I was never ashamed of what my people did for money, but I wanted to give them a better life, an easier one. I knew, no matter how content we were, that it wasn’t fair that my family had been consigned to a lifetime of hard labor because we were poor people who’d come from even poorer people, most of whom hadn’t graduated from high school because they were so busy working to put food on the table.
My junior college welding degree was a step up for the Wallace clan. On the day I walked across that stage, my parents were so proud of me, every bit as proud as the day I was drafted into the NHL a year later. But for me, hockey was the holy grail.
I thought joining a pro hockey team would finally give me that “you made it” feeling I’d craved for so long. But it didn’t.
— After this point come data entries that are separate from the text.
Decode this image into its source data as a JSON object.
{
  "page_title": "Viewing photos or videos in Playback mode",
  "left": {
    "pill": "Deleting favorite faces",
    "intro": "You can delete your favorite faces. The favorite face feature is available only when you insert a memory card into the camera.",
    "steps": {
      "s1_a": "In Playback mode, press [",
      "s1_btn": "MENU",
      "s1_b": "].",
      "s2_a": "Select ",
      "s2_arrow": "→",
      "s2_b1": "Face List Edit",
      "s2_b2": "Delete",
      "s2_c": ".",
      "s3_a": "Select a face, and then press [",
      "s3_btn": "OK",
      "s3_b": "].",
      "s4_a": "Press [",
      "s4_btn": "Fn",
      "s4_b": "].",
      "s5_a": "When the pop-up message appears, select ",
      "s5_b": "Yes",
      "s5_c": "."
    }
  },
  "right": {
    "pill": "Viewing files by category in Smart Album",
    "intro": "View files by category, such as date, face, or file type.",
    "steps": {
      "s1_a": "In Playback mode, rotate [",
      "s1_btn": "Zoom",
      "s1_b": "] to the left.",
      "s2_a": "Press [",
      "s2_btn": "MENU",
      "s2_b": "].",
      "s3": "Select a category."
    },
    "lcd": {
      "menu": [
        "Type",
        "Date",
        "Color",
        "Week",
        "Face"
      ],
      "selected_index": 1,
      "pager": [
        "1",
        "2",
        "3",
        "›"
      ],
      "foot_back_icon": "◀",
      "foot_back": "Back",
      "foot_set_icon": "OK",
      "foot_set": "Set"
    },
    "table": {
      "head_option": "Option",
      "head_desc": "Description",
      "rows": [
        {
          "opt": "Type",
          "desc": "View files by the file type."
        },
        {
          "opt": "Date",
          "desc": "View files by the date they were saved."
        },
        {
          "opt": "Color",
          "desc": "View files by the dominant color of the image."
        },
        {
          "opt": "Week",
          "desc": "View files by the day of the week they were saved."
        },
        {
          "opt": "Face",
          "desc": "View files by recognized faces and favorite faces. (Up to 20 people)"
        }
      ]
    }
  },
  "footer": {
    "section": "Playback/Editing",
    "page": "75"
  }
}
Yes, I have good friends on the team, and I’ve loved every minute of my career as a Badger, but that sense of marching a beat out of step with everyone never went away. Most of my teammates come from money—at least, more than I had growing up—and are more serious about the tough guy hockey persona than I am. Even Cruise, the other oddball on the team, isn’t really a kindred spirit. I like Justin, but he’s an over-the-top extrovert, not a looks-before-he-leaps introvert like me.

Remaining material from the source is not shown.